Eloquent, Kwan provides a clear-headed voice of what it was like growing up in the 1930s to the present day, and the type of discrimination she endured in society and on the screen, limiting her roles and how Asians/Asian Americans were viewed and the compromises she made between getting work and not being a stereotypical dragon/submissive (insert Asian stereotype) woman. She shares stories about the fellow celebrities she met, and other actors who helped change the landscape for Asians on screen (yes, superstores Bruce Lee, and Yul Brynner) and how she tried to choose roles that she could be proud of.

She also delves into her personal losses like her divorce, and her son who died of AIDs, the emotion is heartfelt, but she doesn’t divulge all the details. Her memoir is a bit like Peterson’s as neither are into self-pity or dwelling on the injustices they faced. It’s not too introspective but provides a great time capsule of one woman’s journey through an industry slowly evolving to the better (she was thrilled by Crazy Rich Asians and hopes for more representation like that) and the cultural commentary and boundaries she broke herself.

Tsultrim Dolma, born in a tiny village in the stunning mountains of eastern Tibet, always knew there had to be more than the life expected of her: More than no education, because her family was poor. More than being married off at a young age, because she was a girl. More than barely getting by under oppressive Chinese occupation, because she was Tibetan. When she was sixteen, Tsultrim found more, joining protests for the Tibetan independence movement, the call for her beloved country’s liberation from the People’s Republic of China. Shortly after, she was arrested and sent to Gutsa Detention Center, notorious for its brutal torture of political prisoners like Tsultrim.

This young adult memoir follows Tsultrim’s courageous coming of age through her time at Gutsa, being heavily surveilled by the government after her release, and, ultimately, her escape to the U.S. It also underscores the bravery it takes to speak up, and the power to be found in sharing one’s story.

A very engaging memoir, Dolma demonstrates you don’t have to be an adult to wage war against seemingly insurmountable means. Free Tibet was thrown around a lot when I was little, but has been forgotten as the world slowly burns. But the fight for Tibetans to live in their country is still on-going. Dolma’s story is passionate, you can feel it in her words as she shares what she adores about her country and her tiny village as she grew up in the 80s. She explains some context of what it was like, since Tibet is a country US readers are unfamiliar with, without it being an exposition dump, drawing readers in so it’s like you’re actually there.

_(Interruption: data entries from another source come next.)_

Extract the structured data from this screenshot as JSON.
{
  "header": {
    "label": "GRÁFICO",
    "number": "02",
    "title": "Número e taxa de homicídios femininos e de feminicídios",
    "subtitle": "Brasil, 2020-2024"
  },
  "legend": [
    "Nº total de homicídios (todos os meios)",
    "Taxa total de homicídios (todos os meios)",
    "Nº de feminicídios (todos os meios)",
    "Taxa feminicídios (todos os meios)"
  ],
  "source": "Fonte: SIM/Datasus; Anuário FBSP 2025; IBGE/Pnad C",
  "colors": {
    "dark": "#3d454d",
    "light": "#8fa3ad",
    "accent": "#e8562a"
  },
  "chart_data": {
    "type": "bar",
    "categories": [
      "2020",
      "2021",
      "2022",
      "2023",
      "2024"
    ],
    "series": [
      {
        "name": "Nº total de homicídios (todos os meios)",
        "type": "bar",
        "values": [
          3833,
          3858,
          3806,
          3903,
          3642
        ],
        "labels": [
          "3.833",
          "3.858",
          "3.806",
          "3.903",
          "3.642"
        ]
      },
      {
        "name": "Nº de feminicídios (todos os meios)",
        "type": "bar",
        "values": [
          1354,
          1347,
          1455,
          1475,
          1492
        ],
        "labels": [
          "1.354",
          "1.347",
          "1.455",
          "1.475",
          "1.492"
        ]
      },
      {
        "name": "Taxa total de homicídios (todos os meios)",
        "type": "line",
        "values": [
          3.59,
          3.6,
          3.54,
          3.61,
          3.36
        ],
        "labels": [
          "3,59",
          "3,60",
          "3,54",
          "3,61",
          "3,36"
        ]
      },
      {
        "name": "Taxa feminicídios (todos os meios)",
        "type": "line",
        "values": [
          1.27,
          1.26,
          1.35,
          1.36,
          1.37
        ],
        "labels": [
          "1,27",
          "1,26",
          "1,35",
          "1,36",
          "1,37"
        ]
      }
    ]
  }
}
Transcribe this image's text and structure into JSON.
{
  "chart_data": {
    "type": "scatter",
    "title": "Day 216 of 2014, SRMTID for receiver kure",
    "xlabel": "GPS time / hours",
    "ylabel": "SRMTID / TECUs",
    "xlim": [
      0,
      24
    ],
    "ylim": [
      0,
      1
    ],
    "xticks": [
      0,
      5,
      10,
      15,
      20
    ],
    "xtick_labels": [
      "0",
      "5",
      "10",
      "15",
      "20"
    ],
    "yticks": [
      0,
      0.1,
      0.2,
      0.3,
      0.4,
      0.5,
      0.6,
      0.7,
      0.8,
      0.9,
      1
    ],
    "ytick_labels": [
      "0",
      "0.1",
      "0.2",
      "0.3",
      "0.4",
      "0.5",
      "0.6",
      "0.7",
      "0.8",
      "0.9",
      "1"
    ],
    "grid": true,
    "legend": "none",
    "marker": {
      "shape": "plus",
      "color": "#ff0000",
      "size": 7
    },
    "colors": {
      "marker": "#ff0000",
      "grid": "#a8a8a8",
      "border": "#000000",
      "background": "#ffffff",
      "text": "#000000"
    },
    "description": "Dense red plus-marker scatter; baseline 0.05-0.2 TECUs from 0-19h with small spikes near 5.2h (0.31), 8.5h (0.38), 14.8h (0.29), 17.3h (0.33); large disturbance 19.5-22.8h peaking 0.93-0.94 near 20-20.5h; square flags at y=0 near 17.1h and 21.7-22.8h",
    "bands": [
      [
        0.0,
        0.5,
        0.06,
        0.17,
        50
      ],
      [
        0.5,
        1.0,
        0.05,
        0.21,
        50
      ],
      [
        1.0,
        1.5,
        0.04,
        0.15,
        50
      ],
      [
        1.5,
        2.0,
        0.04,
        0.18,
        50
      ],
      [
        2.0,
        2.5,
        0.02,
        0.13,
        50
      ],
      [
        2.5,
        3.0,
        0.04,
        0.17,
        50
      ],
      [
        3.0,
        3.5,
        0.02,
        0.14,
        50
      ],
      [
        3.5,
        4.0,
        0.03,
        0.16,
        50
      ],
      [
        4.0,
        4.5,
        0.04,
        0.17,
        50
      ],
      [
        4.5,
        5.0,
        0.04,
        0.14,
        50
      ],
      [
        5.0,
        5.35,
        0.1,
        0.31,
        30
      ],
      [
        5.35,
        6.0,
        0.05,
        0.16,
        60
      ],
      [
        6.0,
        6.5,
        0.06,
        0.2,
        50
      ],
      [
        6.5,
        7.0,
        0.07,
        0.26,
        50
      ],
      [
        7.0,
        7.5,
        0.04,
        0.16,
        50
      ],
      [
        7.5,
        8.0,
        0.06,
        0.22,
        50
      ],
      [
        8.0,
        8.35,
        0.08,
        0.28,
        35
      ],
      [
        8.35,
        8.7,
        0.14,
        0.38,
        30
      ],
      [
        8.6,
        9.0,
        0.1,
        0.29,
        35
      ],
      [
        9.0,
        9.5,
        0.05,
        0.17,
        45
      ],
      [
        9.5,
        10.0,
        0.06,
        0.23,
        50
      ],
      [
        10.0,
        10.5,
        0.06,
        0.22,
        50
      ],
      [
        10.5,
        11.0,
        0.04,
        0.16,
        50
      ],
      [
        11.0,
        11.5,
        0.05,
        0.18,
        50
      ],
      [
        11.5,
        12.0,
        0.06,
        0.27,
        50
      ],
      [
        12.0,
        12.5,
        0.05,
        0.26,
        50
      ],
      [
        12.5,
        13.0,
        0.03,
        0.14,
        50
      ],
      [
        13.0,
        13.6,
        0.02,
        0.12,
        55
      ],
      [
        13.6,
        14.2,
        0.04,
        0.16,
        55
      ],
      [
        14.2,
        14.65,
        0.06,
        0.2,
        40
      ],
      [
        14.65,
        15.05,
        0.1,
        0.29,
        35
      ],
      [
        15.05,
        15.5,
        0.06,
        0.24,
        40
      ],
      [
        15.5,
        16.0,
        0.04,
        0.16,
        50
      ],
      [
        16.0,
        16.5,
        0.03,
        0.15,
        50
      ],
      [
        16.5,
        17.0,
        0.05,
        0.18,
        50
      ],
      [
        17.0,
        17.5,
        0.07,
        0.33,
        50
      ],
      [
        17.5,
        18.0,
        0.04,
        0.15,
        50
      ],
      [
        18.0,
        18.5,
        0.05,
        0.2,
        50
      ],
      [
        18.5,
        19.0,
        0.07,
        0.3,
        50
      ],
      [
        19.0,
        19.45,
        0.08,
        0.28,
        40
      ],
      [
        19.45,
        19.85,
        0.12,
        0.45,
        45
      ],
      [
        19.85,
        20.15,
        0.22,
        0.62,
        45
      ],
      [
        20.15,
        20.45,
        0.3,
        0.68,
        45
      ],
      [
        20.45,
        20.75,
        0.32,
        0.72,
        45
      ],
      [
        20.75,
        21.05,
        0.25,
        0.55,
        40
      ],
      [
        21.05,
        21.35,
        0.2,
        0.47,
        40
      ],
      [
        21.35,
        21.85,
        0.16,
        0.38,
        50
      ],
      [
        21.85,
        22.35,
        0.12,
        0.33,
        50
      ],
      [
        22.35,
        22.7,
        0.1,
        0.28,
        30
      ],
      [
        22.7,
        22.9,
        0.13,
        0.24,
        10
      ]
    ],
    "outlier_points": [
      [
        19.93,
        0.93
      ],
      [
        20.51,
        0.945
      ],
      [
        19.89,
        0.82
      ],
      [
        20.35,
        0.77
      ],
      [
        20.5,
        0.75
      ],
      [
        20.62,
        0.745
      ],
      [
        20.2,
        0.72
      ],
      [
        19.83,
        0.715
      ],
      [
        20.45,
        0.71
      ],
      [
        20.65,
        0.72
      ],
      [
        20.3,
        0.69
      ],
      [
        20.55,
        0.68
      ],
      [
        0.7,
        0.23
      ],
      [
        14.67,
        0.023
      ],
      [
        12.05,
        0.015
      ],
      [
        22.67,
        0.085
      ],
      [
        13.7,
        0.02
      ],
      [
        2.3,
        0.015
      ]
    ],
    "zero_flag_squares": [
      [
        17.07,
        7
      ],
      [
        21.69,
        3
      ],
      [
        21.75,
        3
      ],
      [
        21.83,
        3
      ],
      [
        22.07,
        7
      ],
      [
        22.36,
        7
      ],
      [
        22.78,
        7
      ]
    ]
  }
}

Young readers will be able to relate to Dolma’s feelings of helplessness, confusion, and fear in facing a government that is resistant to her heritage and her people existing. The unsteady certainty that the world is much more complicated and tougher than you imagined. But they’ll also feel empowered by Dolma’s urge to do something about her, how she learned to resist, and found resources to bring her message to the world, and the devotion she shows to the cause. It’s a coming of age story on a bigger scale.